Quanto aos outros 75 milhões de dólares, Isabel dos Santos alegou em tribunal tê-los usado para obter os direitos de exploração de petróleo em três blocos onshore em Angola, através da sua empresa privada de petróleos, a Isoil.

Maka Angola soube ainda que os últimos dividendos recebidos este ano por Isabel dos Santos da Unitel ascendem a 193 milhões de dólares. Conforme decisão do tribunal das Ilhas Virgens Britânicas, estes fundos deviam estar congelados na conta da Vidatel, até à decisão do Tribunal Internacional de Arbitragem.

No banco dos réus estarão também a MSTelcom, subsidiária da Sonangol que detém 25 por cento da Unitel, e a Geni SARL, com igual quota. São sócios da Geni, segundo documentos obtidos pelo Maka Angola, o general Leopoldino Fragoso do Nascimento (62%), o antigo secretário do Conselho de Ministros e chefe da Casa Civil do PR, António Van-Dúnem (20%), o vogal do Conselho de Administração e da Comissão Executiva do Banco Económico, Inocêncio Francisco Miguel (2%), e Paulo Jorge Magueijo (2%).
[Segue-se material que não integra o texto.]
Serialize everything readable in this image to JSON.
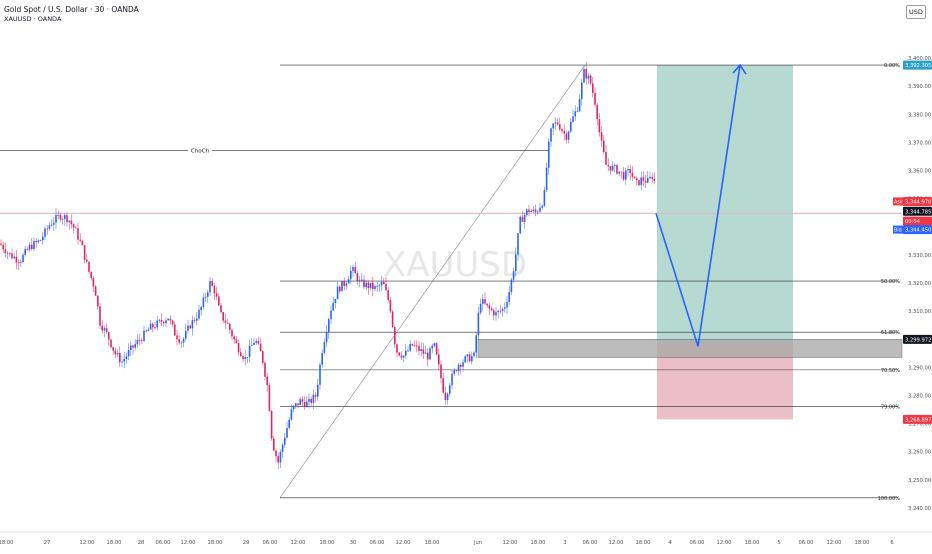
{
  "header": {
    "title": "Gold Spot / U.S. Dollar · 30 · OANDA",
    "subtitle": "XAUUSD · OANDA",
    "currency": "USD"
  },
  "watermark": "XAUUSD",
  "chart_data": {
    "type": "candlestick",
    "symbol": "XAUUSD",
    "timeframe": "30",
    "ylim": [
      3235,
      3405
    ],
    "y_ticks": [
      "3,400.00",
      "3,390.00",
      "3,380.00",
      "3,370.00",
      "3,360.00",
      "3,350.00",
      "3,340.00",
      "3,330.00",
      "3,320.00",
      "3,310.00",
      "3,300.00",
      "3,290.00",
      "3,280.00",
      "3,270.00",
      "3,260.00",
      "3,250.00",
      "3,240.00"
    ],
    "x_ticks": [
      "18:00",
      "27",
      "12:00",
      "18:00",
      "28",
      "06:00",
      "12:00",
      "18:00",
      "29",
      "06:00",
      "12:00",
      "18:00",
      "30",
      "06:00",
      "12:00",
      "18:00",
      "Jun",
      "12:00",
      "18:00",
      "3",
      "06:00",
      "12:00",
      "18:00",
      "4",
      "06:00",
      "12:00",
      "18:00",
      "5",
      "06:00",
      "12:00",
      "18:00",
      "6"
    ],
    "price_path": [
      [
        0,
        3334
      ],
      [
        10,
        3330
      ],
      [
        20,
        3328
      ],
      [
        30,
        3333
      ],
      [
        40,
        3335
      ],
      [
        50,
        3341
      ],
      [
        60,
        3344
      ],
      [
        68,
        3343
      ],
      [
        75,
        3339
      ],
      [
        82,
        3333
      ],
      [
        88,
        3325
      ],
      [
        95,
        3318
      ],
      [
        100,
        3306
      ],
      [
        108,
        3301
      ],
      [
        115,
        3295
      ],
      [
        122,
        3292
      ],
      [
        130,
        3296
      ],
      [
        140,
        3300
      ],
      [
        150,
        3304
      ],
      [
        160,
        3306
      ],
      [
        168,
        3308
      ],
      [
        175,
        3302
      ],
      [
        182,
        3299
      ],
      [
        190,
        3305
      ],
      [
        200,
        3310
      ],
      [
        210,
        3320
      ],
      [
        215,
        3317
      ],
      [
        220,
        3309
      ],
      [
        228,
        3305
      ],
      [
        235,
        3299
      ],
      [
        245,
        3293
      ],
      [
        255,
        3300
      ],
      [
        262,
        3294
      ],
      [
        268,
        3282
      ],
      [
        272,
        3264
      ],
      [
        278,
        3256
      ],
      [
        285,
        3266
      ],
      [
        292,
        3275
      ],
      [
        300,
        3278
      ],
      [
        308,
        3277
      ],
      [
        316,
        3280
      ],
      [
        322,
        3296
      ],
      [
        330,
        3310
      ],
      [
        338,
        3318
      ],
      [
        345,
        3320
      ],
      [
        352,
        3325
      ],
      [
        360,
        3320
      ],
      [
        368,
        3319
      ],
      [
        376,
        3318
      ],
      [
        383,
        3320
      ],
      [
        390,
        3312
      ],
      [
        396,
        3296
      ],
      [
        404,
        3294
      ],
      [
        412,
        3298
      ],
      [
        420,
        3296
      ],
      [
        428,
        3294
      ],
      [
        434,
        3298
      ],
      [
        440,
        3288
      ],
      [
        445,
        3279
      ],
      [
        450,
        3285
      ],
      [
        458,
        3291
      ],
      [
        466,
        3293
      ],
      [
        474,
        3294
      ],
      [
        480,
        3314
      ],
      [
        488,
        3311
      ],
      [
        496,
        3309
      ],
      [
        504,
        3311
      ],
      [
        510,
        3318
      ],
      [
        515,
        3328
      ],
      [
        520,
        3342
      ],
      [
        528,
        3346
      ],
      [
        536,
        3345
      ],
      [
        544,
        3350
      ],
      [
        548,
        3367
      ],
      [
        552,
        3376
      ],
      [
        558,
        3377
      ],
      [
        566,
        3372
      ],
      [
        572,
        3378
      ],
      [
        578,
        3383
      ],
      [
        584,
        3395
      ],
      [
        590,
        3392
      ],
      [
        596,
        3383
      ],
      [
        600,
        3372
      ],
      [
        606,
        3362
      ],
      [
        612,
        3361
      ],
      [
        618,
        3360
      ],
      [
        624,
        3358
      ],
      [
        630,
        3360
      ],
      [
        636,
        3355
      ],
      [
        642,
        3357
      ],
      [
        648,
        3356
      ],
      [
        654,
        3359
      ],
      [
        656,
        3344.785
      ]
    ],
    "fib_levels": [
      {
        "label": "0.00%",
        "price": 3397.5
      },
      {
        "label": "61.80%",
        "price": 3302.5
      },
      {
        "label": "50.00%",
        "price": 3320.7
      },
      {
        "label": "70.50%",
        "price": 3289.1
      },
      {
        "label": "79.00%",
        "price": 3276.0
      },
      {
        "label": "100.00%",
        "price": 3243.6
      }
    ],
    "choch": {
      "label": "ChoCh",
      "price": 3367.2
    },
    "position": {
      "type": "long",
      "entry": 3298.5,
      "target": 3397.5,
      "stop": 3271.5
    },
    "zone": {
      "from": 3293.5,
      "to": 3299.972
    },
    "forecast_path": [
      [
        656,
        3344.785
      ],
      [
        698,
        3297.5
      ],
      [
        740,
        3397.5
      ]
    ],
    "price_labels": [
      {
        "text": "3,392.305",
        "color": "#2aa0c7"
      },
      {
        "text": "Ask",
        "color": "#f23645"
      },
      {
        "text": "3,344.970",
        "color": "#f23645"
      },
      {
        "text": "3,344.785",
        "color": "#131722"
      },
      {
        "text": "00:54",
        "color": "#f23645"
      },
      {
        "text": "Bid",
        "color": "#2962ff"
      },
      {
        "text": "3,344.450",
        "color": "#2962ff"
      },
      {
        "text": "3,299.972",
        "color": "#131722"
      },
      {
        "text": "3,268.897",
        "color": "#f23645"
      }
    ],
    "current_price": 3344.785
  },
  "colors": {
    "up": "#2962ff",
    "down": "#e0245e",
    "target_zone": "#b2d8cf",
    "stop_zone": "#ebbcc3",
    "zone": "#a6a6a6",
    "forecast": "#2962ff",
    "level_line": "#2b2b2b",
    "price_line": "#d9b8c1"
  }
}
Em caso de condenação pelo Tribunal Internacional de Arbitragem, os réus poderão ver os seus bens no exterior do país executados para cumprimento da sentença, o que poderá causar graves transtornos a Angola, sobretudo pelo envolvimento da Sonangol.

A versão da Unitel

Entretanto, através da Unitel, Isabel dos Santos vai negando as evidências. Num recente comunicado sobre o texto publicado no Maka Angola, a empresa toma as dores da sua sócia mais influente e “refuta todas as alegações feitas com referência à Unitel e a Isabel dos Santos, as quais são completamente falsas”. E adianta também que Isabel dos Santos não teve oportunidade de se defender e que não é parte no processo; que se trata de uma providência cautelar, por isso não decide sobre a matéria de fundo; e que as contas da Unitel estão devidamente auditadas.

É preciso descaramento. A peça é clara em dizer que o processo é contra a Vidatel. Contudo, a Vidatel é a empresa através da qual Isabel dos Santos participa na Unitel. Não sendo contra ela pessoalmente, é contra ela enquanto empresária, afectando no mínimo a sua reputação empresarial.

Ademais, Isabel dos Santos confessou em tribunal o destino que deu aos 250 milhões de dólares, como acima explicámos.

Quanto ao facto de se estar perante uma providência cautelar, os juristas que aconselham Isabel dos Santos sabem que, para uma providência ser decretada, geralmente é necessário aquilo que nos sistemas legais de origem romano-germânica se sumaria assim: probabilidade séria da existência do direito invocado; fundado receio de que outrem, antes de a acção ser proposta ou na pendência dela, cause lesão grave e dificilmente reparável a tal direito (periculum in mora); adequação da providência à situação de lesão iminente.

No caso do sistema de common law (lei comum), como é o britânico, uma ordem de congelamento tem de obedecer aos seguintes requisitos:
– O autor do processo deve ter um direito que permita uma acção judicial;
– O autor deve ter um caso bom;
– Existência de activos na jurisidição;
– Risco real de que os bens possam ser dissipados.

Ora, no mínimo, o tribunal verificou que a autora PT Ventures SGPS tinha um caso sólido e que os bens corriam o risco de ser dissipados.

Isto é muito diferente do que diz o comunicado enganador da Unitel. Quanto a auditorias, o tribunal é claro em dizer que, na altura em que decidiu, estas não existiam.